Alcoa Inc. said Monday that it slid to a second-quarter loss from a year-ago profit, dragged down by hefty charges and weak aluminum prices. But the results edged above analysts' expectations and the aluminum maker backed its forecast for solid global demand later this year.
Alcoa's report marks the start of quarterly earnings season, and investors watch closely for signs of how earnings may unfold for other companies. Alcoa's performance reflects broader economic trends because aluminum is used in a wide range of products from airplanes and automobiles to beverage cans and consumer electronics.
The aluminum industry has faced rising inventories and lackluster demand as the global economy has slowed. Sales to the construction industry continue to be weak. Aluminum prices dropped 18 percent in the past year, dragging Alcoa's second-quarter revenue down 9 percent to $5.96 billion. The lower revenue combined with environmental remediation charges, fire damage costs, restructuring expenses and a $45 million civil settlement resulted in Alcoa posting a loss of $2 million for the second quarter, compared with profit of $322 million in the year-ago period. On a per-share basis, Alcoa broke even, compared with net income of 28 cents a year earlier.

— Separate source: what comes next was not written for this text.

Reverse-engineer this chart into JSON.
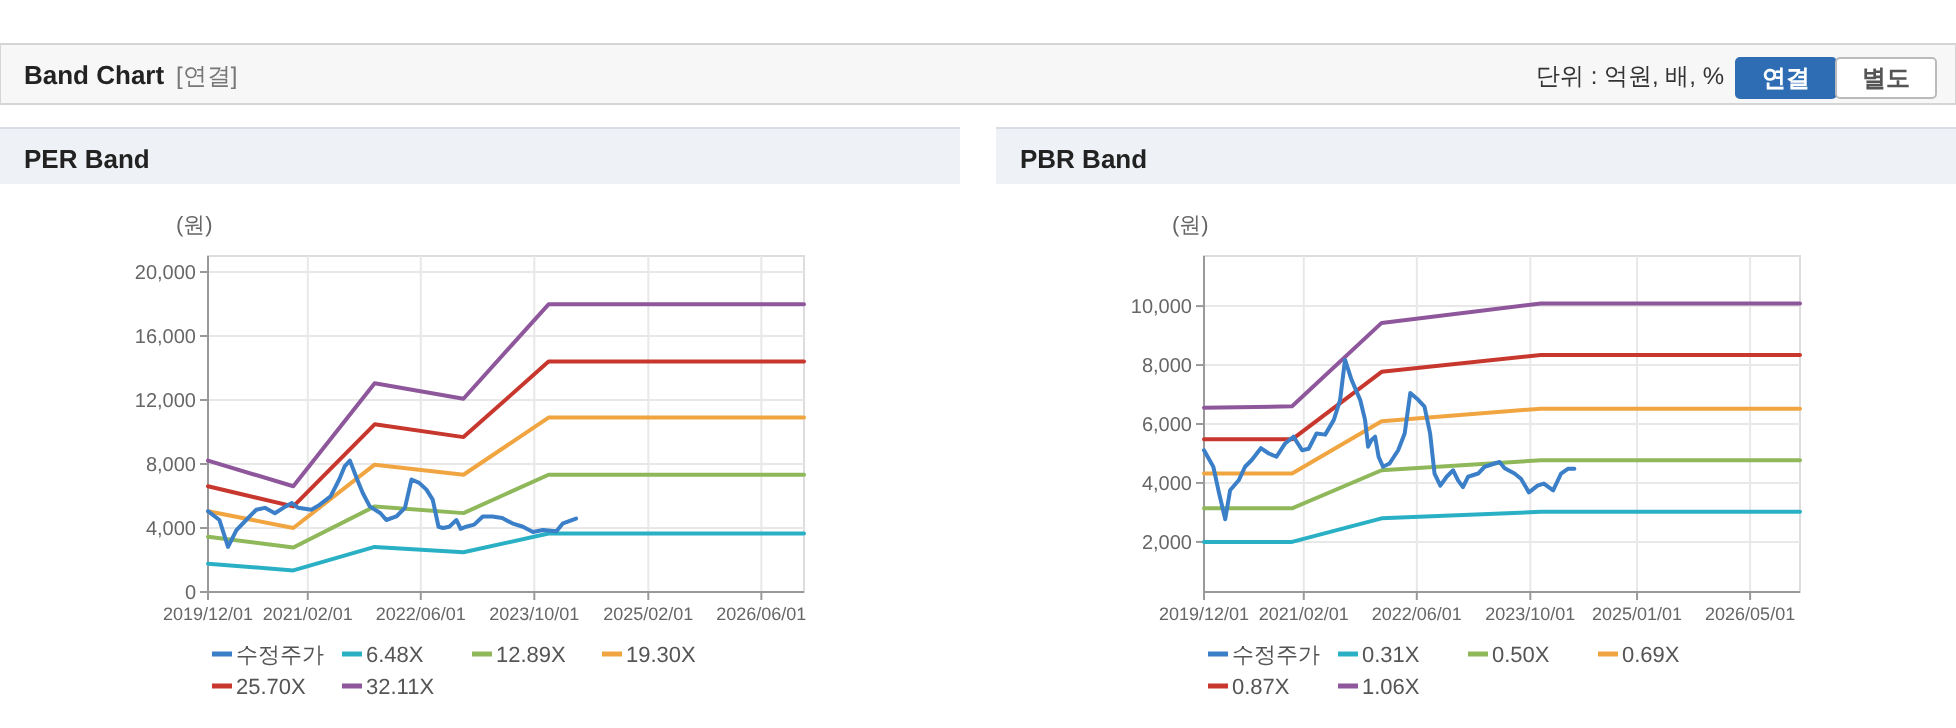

Price, rather than demand, is of more concern for aluminum producers because it is difficult for them to make a profit when the price is below $2,000 per metric ton, says Morningstar Inc. analyst Bridget Freas. Recently the price has been around $1,900 a ton.
But Alcoa's revenue still topped analysts' revised forecast of $5.83 billion, and adjusted earnings of 6 cents per share beat the consensus estimate by a penny. Alcoa said car and plane makers bought more aluminum, and sales to packaging and commercial transportation companies also improved. Analysts expect automakers to have a record sales year, and aircraft makers like Boeing and Airbus are ramping up production.
"Although aluminum prices are down, the fundamentals of the aluminum market remain sound," Klaus Kleinfeld, Alcoa chairman and CEO, said in a statement.
Alcoa backed its forecast for a 7 percent increase in global demand this year and predicted a coming aluminum shortage. Kleinfeld told analysts on a conference call that China is curtailing production, which he expects to bring the global inventory surplus into balance.
Alcoa shares rose 4 cents to close at $8.76 before the results. They were virtually unchanged in after-hours trading. In the past 52 weeks, shares of the New York-based company have fallen from a year-ago high of $16.16 to recently bottom at $8.21.